L’analyse des conditions de production et de réception de l’œuvre littéraire inaugurée par Pierre Bourdieu a creusé un sillon fertile pour la sociologie littéraire. Jacques Dubois a marqué les études menées dans ce cadre, superposant analyse institutionnelle, analyse des productions grand public et analyse du discours social des textes littéraires. La petite équipe qu’il composa pour le dossier de La Revue nouvelle consacré à la paralittérature illustre ces différentes pistes. Le choix de republier le texte d’Eliane Boucquey tient à la fois au sujet évoqué (les rapports de Frédéric Dard avec les femmes en miroir de ceux de San Antonio, notamment avec sa mère), à l’ambivalence des visions des femmes dans l’univers de Dard : l’article de Boucquey est cité à l’entrée Les Femmes dans le Dictionnaire amoureux de San Antonio d’Eric Bouhier9 pour soutenir qu’«il n’y a pas plus féministe que ton San Antonio », alors que le clichage des rôles y est justement pointé, entre la maman et la putain.
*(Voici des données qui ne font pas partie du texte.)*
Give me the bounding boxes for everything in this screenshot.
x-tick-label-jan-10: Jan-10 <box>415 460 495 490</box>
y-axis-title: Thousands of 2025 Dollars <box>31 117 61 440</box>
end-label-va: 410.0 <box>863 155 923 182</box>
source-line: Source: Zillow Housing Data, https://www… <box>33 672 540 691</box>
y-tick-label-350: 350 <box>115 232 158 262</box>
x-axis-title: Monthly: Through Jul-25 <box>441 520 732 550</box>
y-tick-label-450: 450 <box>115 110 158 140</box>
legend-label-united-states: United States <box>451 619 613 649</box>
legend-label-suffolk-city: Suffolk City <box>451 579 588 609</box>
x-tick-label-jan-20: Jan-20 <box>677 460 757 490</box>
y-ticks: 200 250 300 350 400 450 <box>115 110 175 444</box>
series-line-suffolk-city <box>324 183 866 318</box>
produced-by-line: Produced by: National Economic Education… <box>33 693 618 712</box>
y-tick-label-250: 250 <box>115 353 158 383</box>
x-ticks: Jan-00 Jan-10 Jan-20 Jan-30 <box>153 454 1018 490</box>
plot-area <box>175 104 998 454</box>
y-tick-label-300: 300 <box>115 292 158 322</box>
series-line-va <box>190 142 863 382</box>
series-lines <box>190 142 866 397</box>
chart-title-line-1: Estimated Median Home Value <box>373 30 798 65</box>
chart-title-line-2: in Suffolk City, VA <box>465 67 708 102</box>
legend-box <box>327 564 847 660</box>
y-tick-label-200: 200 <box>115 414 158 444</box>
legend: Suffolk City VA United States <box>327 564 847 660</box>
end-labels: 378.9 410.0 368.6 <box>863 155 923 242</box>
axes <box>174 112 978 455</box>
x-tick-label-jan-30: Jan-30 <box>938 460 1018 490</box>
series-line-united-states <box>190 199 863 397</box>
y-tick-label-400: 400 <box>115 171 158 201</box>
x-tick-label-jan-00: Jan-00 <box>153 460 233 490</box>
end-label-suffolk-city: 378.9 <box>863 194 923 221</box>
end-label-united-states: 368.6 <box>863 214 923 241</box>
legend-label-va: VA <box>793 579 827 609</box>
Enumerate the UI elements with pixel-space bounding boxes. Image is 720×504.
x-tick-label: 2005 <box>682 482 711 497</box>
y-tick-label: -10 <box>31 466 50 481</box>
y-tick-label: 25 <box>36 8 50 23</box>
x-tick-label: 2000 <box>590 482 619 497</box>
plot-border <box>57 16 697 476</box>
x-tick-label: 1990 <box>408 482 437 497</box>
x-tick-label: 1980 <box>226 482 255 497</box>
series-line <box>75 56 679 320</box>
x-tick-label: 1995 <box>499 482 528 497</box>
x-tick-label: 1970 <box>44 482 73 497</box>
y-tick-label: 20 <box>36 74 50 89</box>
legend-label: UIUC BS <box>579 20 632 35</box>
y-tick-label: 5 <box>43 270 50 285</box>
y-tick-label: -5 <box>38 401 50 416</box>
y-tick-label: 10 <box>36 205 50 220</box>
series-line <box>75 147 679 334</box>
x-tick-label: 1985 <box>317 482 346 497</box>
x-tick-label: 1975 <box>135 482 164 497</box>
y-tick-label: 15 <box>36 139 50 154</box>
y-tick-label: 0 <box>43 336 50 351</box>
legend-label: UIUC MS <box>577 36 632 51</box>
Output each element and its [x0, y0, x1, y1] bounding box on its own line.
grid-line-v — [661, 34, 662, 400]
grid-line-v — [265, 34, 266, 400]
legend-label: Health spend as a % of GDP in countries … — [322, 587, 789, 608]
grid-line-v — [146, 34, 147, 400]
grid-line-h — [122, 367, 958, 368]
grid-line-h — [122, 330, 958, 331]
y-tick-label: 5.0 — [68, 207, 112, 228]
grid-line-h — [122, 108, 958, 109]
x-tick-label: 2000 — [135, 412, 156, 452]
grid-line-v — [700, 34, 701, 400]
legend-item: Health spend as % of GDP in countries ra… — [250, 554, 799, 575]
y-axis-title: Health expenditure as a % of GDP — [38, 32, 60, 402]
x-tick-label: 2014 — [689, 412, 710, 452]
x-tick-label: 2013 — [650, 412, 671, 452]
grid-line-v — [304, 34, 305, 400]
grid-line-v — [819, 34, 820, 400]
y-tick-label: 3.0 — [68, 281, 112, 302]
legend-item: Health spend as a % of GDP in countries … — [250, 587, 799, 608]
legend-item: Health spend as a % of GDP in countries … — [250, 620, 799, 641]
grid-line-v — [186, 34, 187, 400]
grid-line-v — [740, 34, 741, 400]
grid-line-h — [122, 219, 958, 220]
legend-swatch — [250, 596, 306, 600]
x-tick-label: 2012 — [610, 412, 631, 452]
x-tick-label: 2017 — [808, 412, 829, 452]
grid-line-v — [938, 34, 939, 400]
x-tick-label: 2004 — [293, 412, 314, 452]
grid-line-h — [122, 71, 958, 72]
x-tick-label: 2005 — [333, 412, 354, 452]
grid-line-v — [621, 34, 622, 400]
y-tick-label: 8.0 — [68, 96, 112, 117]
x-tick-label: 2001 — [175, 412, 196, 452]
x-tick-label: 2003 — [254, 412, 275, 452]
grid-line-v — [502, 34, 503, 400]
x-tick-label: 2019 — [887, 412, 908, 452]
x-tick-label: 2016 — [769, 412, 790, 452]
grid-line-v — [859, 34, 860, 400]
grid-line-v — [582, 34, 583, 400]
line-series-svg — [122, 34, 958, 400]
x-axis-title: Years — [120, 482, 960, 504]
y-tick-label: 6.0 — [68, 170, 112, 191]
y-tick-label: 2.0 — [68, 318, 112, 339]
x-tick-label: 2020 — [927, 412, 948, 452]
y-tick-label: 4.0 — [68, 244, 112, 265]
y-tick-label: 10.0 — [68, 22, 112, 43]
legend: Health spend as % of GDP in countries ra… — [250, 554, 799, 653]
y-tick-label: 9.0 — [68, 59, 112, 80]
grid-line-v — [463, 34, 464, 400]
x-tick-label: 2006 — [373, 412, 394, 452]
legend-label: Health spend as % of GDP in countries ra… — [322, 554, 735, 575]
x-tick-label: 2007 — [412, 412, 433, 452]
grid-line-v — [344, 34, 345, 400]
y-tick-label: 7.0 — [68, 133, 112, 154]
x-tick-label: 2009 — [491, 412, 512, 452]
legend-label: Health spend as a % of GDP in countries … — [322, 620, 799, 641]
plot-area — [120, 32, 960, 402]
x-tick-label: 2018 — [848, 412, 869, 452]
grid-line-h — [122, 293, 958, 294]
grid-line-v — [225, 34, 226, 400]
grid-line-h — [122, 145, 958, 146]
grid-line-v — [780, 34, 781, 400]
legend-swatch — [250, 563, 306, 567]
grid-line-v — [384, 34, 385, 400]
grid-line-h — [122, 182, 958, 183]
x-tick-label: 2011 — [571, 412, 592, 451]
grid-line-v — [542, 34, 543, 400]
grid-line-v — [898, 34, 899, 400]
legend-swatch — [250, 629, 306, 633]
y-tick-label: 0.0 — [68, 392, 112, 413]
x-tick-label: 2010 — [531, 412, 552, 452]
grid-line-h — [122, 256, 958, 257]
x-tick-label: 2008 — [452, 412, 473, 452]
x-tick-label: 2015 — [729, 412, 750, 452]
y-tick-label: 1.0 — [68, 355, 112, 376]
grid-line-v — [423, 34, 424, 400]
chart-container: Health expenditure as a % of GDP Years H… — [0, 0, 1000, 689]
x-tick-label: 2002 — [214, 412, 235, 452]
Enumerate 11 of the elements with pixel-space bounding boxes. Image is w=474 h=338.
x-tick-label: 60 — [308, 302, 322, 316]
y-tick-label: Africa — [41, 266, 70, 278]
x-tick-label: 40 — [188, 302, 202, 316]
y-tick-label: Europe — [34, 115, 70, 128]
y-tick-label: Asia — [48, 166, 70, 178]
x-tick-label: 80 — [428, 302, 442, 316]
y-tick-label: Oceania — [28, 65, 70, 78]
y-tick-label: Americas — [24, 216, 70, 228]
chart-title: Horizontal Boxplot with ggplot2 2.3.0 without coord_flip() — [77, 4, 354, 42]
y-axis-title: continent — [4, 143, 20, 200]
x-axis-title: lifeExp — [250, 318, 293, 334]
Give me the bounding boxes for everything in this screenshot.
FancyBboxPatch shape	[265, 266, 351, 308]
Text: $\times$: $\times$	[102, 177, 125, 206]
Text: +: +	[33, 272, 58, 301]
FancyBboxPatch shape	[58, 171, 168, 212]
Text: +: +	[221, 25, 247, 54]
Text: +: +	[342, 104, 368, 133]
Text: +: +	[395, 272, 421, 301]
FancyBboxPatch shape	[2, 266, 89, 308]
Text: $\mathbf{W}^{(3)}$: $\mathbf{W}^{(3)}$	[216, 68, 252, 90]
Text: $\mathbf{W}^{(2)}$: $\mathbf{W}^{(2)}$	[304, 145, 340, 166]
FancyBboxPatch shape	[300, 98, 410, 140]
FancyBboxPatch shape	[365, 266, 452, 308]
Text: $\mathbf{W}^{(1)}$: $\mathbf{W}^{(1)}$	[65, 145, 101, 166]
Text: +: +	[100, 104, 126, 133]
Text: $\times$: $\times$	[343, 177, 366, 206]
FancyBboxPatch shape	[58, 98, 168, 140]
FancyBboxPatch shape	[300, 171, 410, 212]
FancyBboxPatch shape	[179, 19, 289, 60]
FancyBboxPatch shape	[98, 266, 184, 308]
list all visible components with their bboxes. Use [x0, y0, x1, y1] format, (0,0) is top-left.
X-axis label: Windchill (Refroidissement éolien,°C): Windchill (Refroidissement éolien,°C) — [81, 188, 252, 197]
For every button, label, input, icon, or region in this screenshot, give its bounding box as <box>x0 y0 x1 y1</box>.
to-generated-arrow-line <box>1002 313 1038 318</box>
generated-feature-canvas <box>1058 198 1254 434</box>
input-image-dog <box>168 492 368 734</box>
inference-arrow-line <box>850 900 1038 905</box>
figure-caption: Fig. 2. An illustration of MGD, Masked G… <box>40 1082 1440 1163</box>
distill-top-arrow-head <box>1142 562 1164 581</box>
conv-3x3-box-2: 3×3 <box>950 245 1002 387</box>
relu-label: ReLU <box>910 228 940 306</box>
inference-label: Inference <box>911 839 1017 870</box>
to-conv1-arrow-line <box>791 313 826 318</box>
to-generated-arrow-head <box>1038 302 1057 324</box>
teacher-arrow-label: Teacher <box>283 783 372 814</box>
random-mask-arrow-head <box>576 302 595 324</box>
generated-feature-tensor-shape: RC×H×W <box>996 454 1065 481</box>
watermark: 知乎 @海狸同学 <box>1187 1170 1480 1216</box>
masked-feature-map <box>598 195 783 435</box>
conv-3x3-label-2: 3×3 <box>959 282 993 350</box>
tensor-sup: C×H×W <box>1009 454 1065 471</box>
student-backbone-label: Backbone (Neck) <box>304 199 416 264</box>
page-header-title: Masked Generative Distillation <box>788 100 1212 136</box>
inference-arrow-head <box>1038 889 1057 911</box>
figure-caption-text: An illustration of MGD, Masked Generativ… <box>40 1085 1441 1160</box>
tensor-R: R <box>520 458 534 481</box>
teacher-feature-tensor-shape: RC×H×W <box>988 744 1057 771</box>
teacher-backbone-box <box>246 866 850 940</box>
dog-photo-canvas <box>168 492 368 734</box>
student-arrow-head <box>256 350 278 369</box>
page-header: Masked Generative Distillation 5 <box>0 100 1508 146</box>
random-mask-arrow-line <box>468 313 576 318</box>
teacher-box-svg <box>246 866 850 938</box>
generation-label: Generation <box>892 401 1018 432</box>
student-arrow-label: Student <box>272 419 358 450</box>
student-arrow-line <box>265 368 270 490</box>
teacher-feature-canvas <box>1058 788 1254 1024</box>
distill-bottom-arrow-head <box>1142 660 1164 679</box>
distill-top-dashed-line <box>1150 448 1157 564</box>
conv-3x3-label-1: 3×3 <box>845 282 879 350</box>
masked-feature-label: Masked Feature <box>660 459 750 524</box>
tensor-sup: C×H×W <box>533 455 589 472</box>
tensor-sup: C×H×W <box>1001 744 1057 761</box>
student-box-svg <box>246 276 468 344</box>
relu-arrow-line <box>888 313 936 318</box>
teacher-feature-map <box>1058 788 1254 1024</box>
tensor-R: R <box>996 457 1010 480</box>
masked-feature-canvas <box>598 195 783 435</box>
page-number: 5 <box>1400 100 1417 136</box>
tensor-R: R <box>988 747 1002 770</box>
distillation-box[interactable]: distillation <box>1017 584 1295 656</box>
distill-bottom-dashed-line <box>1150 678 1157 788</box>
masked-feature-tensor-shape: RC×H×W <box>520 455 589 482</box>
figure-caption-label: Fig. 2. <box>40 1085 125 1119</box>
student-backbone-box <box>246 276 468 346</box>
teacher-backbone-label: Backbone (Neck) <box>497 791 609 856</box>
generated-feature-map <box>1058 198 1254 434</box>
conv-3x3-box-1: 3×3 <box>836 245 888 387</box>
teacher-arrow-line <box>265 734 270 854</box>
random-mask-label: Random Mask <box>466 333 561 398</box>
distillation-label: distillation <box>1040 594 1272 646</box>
Lire et relire les œuvres avec les lunettes du genre…

  1. Voir tables des matières 1994 – 2005 de La Revue nouvelle, rubrique « Littérature ».
  2. Huybrechts Fl., « Parallitérature(s)».
  3. Reprise du titre d’une conférence de Jean-Maurice Rosier, professeur honoraire de l’ULB et spécialiste de didactique et de sociologie de la littérature.
  4. Pour reprendre le titre d’un ouvrage de Jean-Maurice Rosier paru en 2010, aux éditions Le Cerisier.
  5. Sur le sujet voir les contributions de Séverine Olivier, à partir de sa thèse de doctorat intitulée Le roman sentimental. Productions contemporaines et pratiques de lecture (ULB, 2009).
  6. Barbery M., L’élégance du hérisson, Paris, Gallimard, 2006.
  7. Rosier L., « Écrire les malheurs du temps. Réflexions autour des journaux de confinement », La Revue nouvelle, n° 3, 2019.
  8. Gefen A., « Ce que les réseaux font à la littérature : Réseaux sociaux, microblogging et création », Itinéraires, n° 2, 2010, p. 155 – 166.
  9. Bouhier É., Dictionnaire amoureux de San Antonio, Paris, Plon 2017.

Laurence Rosier


Auteur

Née en 1967, Laurence Rosier est licenciée et docteure en philosophie et lettres. Elle est professeure de linguistique, d’analyse du discours et de didactique du français à l’ULB. Auteure de nombreux ouvrages, elle a publié plus de soixante articles dans des revues internationales, a organisé et participé à plus de cinquante colloques internationaux, codirigé de nombreux ouvrages sur des thèmes aussi divers que la ponctuation, le discours comique ou la citation ou encore la langue française sur laquelle elle a coécrit M.A. Paveau, "La langue française passions et polémiques" en 2008. Elle a collaboré au Dictionnaire Colette (Pléiade). Spécialiste de la citation, sa thèse publiée sous le titre "Le discours rapporté : histoire, théories, pratiques" a reçu le prix de l’essai Léopold Rosy de l’Académie belge des langues et lettres. Son "petit traité de l’insulte" (rééd en 2009) a connu un vif succès donnant lieu à un reportage : Espèce de…l’insulte est pas inculte. Elle dirige une revue internationale de linguistique qu’elle a créée avec sa collègue Laura Calabrese : Le discours et la langue. Avec son compagnon Christophe Holemans, elle a organisé deux expositions consacrées aux décrottoirs de Bruxelles : "Décrottoirs !" en 2012. En 2015, elle est commissaire de l’exposition "Salope et autres noms d’oiselles". En novembre 2017 parait son dernier ouvrage intitulé L’insulte … aux femmes (180°), couronné par le prix de l’enseignement et de la formation continue du parlement de la communauté WBI (2019). Elle a été la co-commissaire de l’expo Porno avec Valérie Piette (2018). Laurence Rosier est régulièrement consultée par les médias pour son expertise langagière et féministe. Elle est chroniqueuse du média Les Grenades RTBF et à La Revue nouvelle (Blogue de l’irrégulière). Elle a été élue au comité de gestion de la SCAM en juin 2019.
 Avec le groupe de recherche Ladisco et Striges (études de genres), elle développe des projets autour d’une linguistique « utile » et dans la cité. Elle est Codirectrice de La Revue nouvelle.